From the Final Fantasy Symphonic Suite album comes the final scene of the concert, the Rebel Army Theme of Final Fantasy II. It's certainly majestic and poignant. When the choir chimes in and the brass accompanies them, we get honest to goodness goosebumps.

v519. Super Monkey Ball: Banana Blitz (Wii) - Smooth Sherbet


For such a shoddy game, Super Monkey Ball: Banana Blitz certainly had a lot of delightful and catchy music. The composer for the Jet Set Radio series and Sonic Rush had a hand in the music for this game. Just how far into the rabbit hole his hand reached is unknown. Regardless, the frustration of falling off a given course due to sloppy controls is lessened if only fractionally by the infectious music.

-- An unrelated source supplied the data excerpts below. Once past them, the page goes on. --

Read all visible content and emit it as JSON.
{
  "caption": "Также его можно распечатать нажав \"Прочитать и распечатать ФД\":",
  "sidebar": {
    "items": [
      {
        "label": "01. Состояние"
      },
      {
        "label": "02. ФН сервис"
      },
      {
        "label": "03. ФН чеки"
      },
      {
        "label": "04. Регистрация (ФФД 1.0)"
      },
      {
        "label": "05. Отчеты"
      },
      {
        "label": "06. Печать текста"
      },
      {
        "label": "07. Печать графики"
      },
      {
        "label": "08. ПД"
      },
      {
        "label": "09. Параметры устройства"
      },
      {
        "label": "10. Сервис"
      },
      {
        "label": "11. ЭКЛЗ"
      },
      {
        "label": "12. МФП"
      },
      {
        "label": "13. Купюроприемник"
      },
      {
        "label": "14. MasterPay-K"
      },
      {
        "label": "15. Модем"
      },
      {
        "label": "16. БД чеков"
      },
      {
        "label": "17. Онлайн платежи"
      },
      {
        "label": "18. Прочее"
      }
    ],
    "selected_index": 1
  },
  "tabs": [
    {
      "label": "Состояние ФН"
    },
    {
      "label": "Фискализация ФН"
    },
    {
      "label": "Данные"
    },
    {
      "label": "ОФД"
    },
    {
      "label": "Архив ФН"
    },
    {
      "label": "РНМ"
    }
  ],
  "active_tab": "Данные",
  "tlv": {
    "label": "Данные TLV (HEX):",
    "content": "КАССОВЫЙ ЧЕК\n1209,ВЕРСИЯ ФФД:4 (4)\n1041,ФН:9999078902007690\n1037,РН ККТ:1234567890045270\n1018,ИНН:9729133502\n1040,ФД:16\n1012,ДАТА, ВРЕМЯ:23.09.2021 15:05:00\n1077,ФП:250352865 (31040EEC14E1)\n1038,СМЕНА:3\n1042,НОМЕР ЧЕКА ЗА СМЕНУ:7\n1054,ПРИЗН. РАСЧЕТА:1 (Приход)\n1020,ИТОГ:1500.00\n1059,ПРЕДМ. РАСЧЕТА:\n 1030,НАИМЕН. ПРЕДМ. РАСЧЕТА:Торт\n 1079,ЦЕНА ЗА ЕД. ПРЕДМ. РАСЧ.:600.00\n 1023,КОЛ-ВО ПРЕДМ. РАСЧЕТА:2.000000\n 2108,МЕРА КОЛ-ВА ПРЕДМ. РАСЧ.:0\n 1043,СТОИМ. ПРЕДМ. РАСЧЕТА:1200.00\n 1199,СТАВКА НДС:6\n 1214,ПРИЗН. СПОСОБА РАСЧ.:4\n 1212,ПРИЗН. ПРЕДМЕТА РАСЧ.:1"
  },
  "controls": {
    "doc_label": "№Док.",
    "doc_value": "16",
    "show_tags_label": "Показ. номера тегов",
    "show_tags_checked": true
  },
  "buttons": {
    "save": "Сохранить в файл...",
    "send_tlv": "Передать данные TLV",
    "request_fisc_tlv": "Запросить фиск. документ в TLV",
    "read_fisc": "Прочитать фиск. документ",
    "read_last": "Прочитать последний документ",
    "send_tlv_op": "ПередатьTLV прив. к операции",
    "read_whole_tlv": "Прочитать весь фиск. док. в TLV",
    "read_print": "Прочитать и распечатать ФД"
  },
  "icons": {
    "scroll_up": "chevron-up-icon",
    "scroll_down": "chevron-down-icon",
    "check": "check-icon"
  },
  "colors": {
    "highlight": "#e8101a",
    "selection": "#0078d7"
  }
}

v520. Kirby's Epic Yarn (Wii) - Fountain Gardens


Kirby's Epic Yarn had a sublime score attached to it. You had soft jazz, bouncy piano tunes, and whimsical melodies with a hint of childlike wonder imbued to them. While the game was definitely on the easy side (Kirby couldn't perish whatsoever), the presentation, with the music being a huge part of that, made for a game that was just good to just great.